Markets may have had a tough start to the year, but the Federal Reserve (Fed) intensified its hawkish tone yesterday, guiding to policy rate "lift off" in March and quantitative tightening to follow. Market volatility would need to be more severe than in recent weeks for it to reconsider.
Fed playing catch-up again
The Fed has potentially lost control of the narrative in recent weeks, playing catch-up to market pricing and public sentiment on inflation.
Going into this meeting, speculation was rife that the Fed would hint at hikes in consecutive meetings, or even in 50bp increments – a far cry from the December meeting where just two members projected four hikes in 2022.
Chairman Powell left multiple hiking paths on the table, highlighting that the Fed will be “nimble”. Powell also emphasized the Fed will be transparent to avoid surprising the market, thus potentially making it easier to execute rate hikes.
We currently expect hikes in 25bp increments every other meeting
While the path of policy can change, our base case is that the Fed will hike rates in 25bp increments every other meeting. Even though Powell refused to rule anything out, we see sharp 50bp hikes to be unlikely, with the Fed preferring to leave the door open to increasing the pace of hikes if needed.
“Quantitative Tightening” is coming, but liquidity will remain abundant
In addition to its usual statement, the Fed released principles for reducing the size of its balance sheet, reaffirming that it plans to allow assets to run off its balance sheet after policy rate "lift off".
The principles state: “In the longer run, the Committee intends to hold primarily Treasury securities”, indicating that the Fed will roll-off its MBS holdings faster than its Treasury holdings.
Although Powell remained guarded as to potential timing, we expect the Fed to start this process in May or June and, as hinted at the press conference, proceed faster than last cycle’s pace (when the Fed started reducing its balance sheet by up to $10bn per month, gradually ramping up to $50bn per month).
However, given the sheer size of the balance sheet following pandemic-era purchases, even at a faster $80bn monthly pace from May (which we believe is a sensible base case), the balance sheet would remain larger as a share of GDP than its 2014 peak until late 2024 (Figure 1).
Figure 1: Quantitative tightening has room to be more aggressive than in the past1
As such, we are still years away from a “normal” balance sheet, indicating that liquidity will be abundant by historical standards for some time yet, before potentially impacting risk markets.
The Fed is looking through risk market volatility
Although equity markets had a tough start to the year, the Fed clearly did not see this as a reason to moderate its tone.
This also makes sense to us.
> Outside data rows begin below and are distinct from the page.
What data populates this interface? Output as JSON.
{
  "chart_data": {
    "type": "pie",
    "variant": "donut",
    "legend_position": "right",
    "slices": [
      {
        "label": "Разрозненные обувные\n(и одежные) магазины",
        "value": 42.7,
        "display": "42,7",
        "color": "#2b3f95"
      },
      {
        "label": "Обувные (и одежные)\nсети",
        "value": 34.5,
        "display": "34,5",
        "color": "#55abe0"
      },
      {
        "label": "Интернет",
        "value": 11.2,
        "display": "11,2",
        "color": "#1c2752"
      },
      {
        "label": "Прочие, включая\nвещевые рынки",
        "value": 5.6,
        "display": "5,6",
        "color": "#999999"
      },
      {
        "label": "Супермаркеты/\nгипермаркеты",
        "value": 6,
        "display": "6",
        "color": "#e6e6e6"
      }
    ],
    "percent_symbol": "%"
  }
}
Financial conditions were significantly tighter in Q1 2016, Q1 2019, and Q1 2020, when the Fed made a significant dovish policy shift. At current levels, we do not believe we are near the threshold for the Fed to turn dovish again (Figure 2).
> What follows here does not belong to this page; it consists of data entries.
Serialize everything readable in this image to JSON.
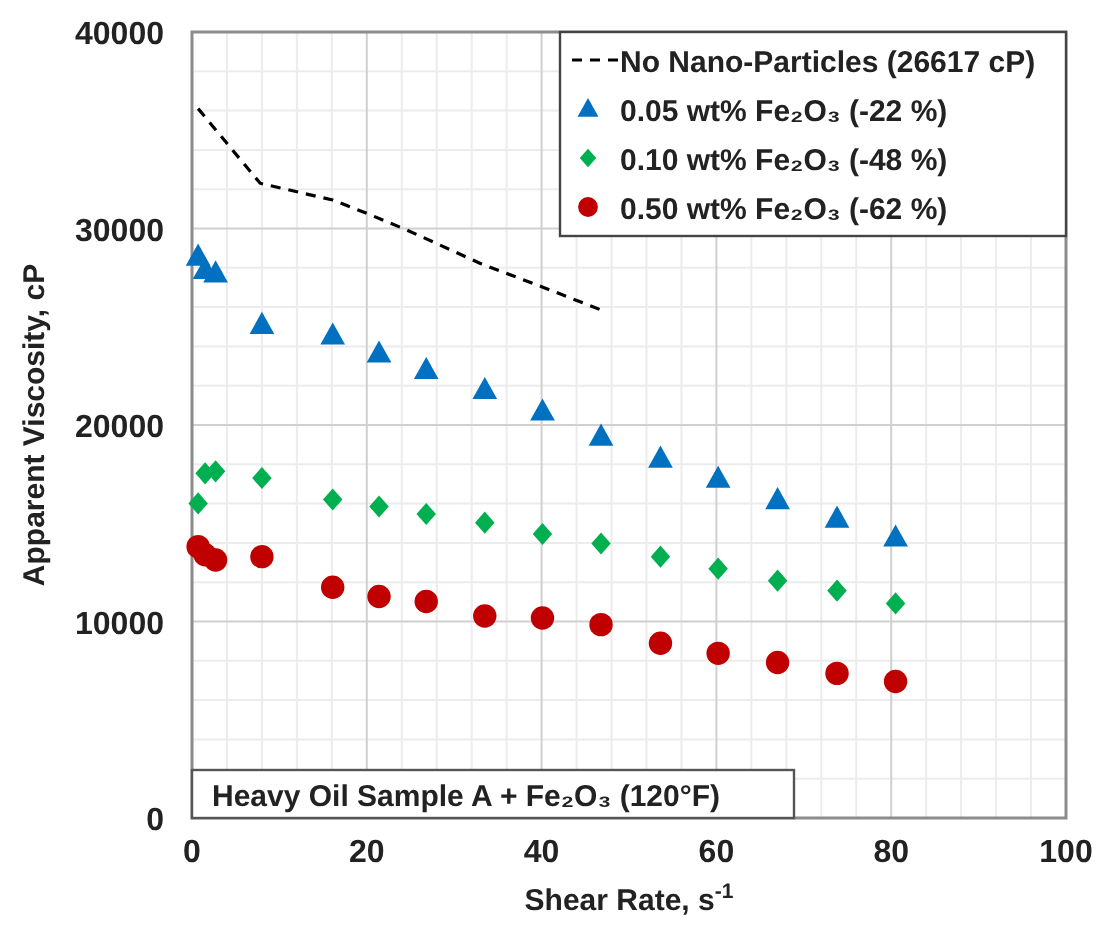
{
  "chart_data": {
    "type": "scatter",
    "xlabel": "Shear Rate, s$^{-1}$",
    "ylabel": "Apparent Viscosity, cP",
    "xlim": [
      0,
      100
    ],
    "xticks": [
      0,
      20,
      40,
      60,
      80,
      100
    ],
    "ylim": [
      0,
      40000
    ],
    "yticks": [
      0,
      10000,
      20000,
      30000,
      40000
    ],
    "grid": true,
    "legend": "top right",
    "annotations": [
      "Heavy Oil Sample A + Fe₂O₃ (120°F)"
    ],
    "series": [
      {
        "name": "No Nano-Particles (26617 cP)",
        "type": "line",
        "line_style": "dashed",
        "marker": "none",
        "color": "#000000",
        "x": [
          0.7,
          7.8,
          16.1,
          20,
          24.6,
          33,
          40,
          47
        ],
        "values": [
          36100,
          32300,
          31450,
          30770,
          29920,
          28220,
          27040,
          25820
        ]
      },
      {
        "name": "0.05 wt% Fe₂O₃ (-22 %)",
        "marker": "triangle",
        "color": "#0070c0",
        "x": [
          0.7,
          1.5,
          2.7,
          8,
          16.1,
          21.4,
          26.8,
          33.5,
          40.1,
          46.8,
          53.6,
          60.2,
          67,
          73.8,
          80.5
        ],
        "values": [
          28570,
          27890,
          27720,
          25100,
          24560,
          23640,
          22800,
          21780,
          20690,
          19410,
          18290,
          17270,
          16180,
          15240,
          14280
        ]
      },
      {
        "name": "0.10 wt% Fe₂O₃ (-48 %)",
        "marker": "diamond",
        "color": "#00b050",
        "x": [
          0.7,
          1.5,
          2.7,
          8,
          16.1,
          21.4,
          26.8,
          33.5,
          40.1,
          46.8,
          53.6,
          60.2,
          67,
          73.8,
          80.5
        ],
        "values": [
          16010,
          17540,
          17640,
          17300,
          16210,
          15850,
          15470,
          15030,
          14450,
          13970,
          13300,
          12690,
          12080,
          11570,
          10920
        ]
      },
      {
        "name": "0.50 wt% Fe₂O₃ (-62 %)",
        "marker": "circle",
        "color": "#c00000",
        "x": [
          0.7,
          1.5,
          2.7,
          8,
          16.1,
          21.4,
          26.8,
          33.5,
          40.1,
          46.8,
          53.6,
          60.2,
          67,
          73.8,
          80.5
        ],
        "values": [
          13810,
          13400,
          13130,
          13300,
          11740,
          11270,
          11020,
          10280,
          10180,
          9840,
          8890,
          8380,
          7910,
          7360,
          6950
        ]
      }
    ]
  }
}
Figure 2: Financial conditions were far looser when the Fed previous tilted dovish2
When questioned, Powell stated that financial market conditions are a concern to the extent that they impact the Fed’s employment and inflation mandates. So as such, there will always be a ‘Fed put’ at some level, as financial markets’ prices impact the wealth effect, cost of credit, and sentiment channels. However, the ‘strike price’ of this put is dynamic, and we believe present market values are meaningfully away from it.
We believe it will take more equity market weakness to make the Fed look past 7% inflation than it would 2.5% inflation (Figure 3).
Figure 3: "Sticky" CPI and employment trends are too much for the Fed to ignore3
Lift off for hawks
The Fed’s balancing act will be to attempt to slow inflation without harming the labor market (a so-called "soft landing").
The Fed will receive support in this effort, as fiscal stimulus declines in 2022, supply chains normalize, we believe they can succeed in slowing inflation while the amount of excess savings should support growth. However, we believe as growth moderates, it will potentially favor certain areas of credit over equity.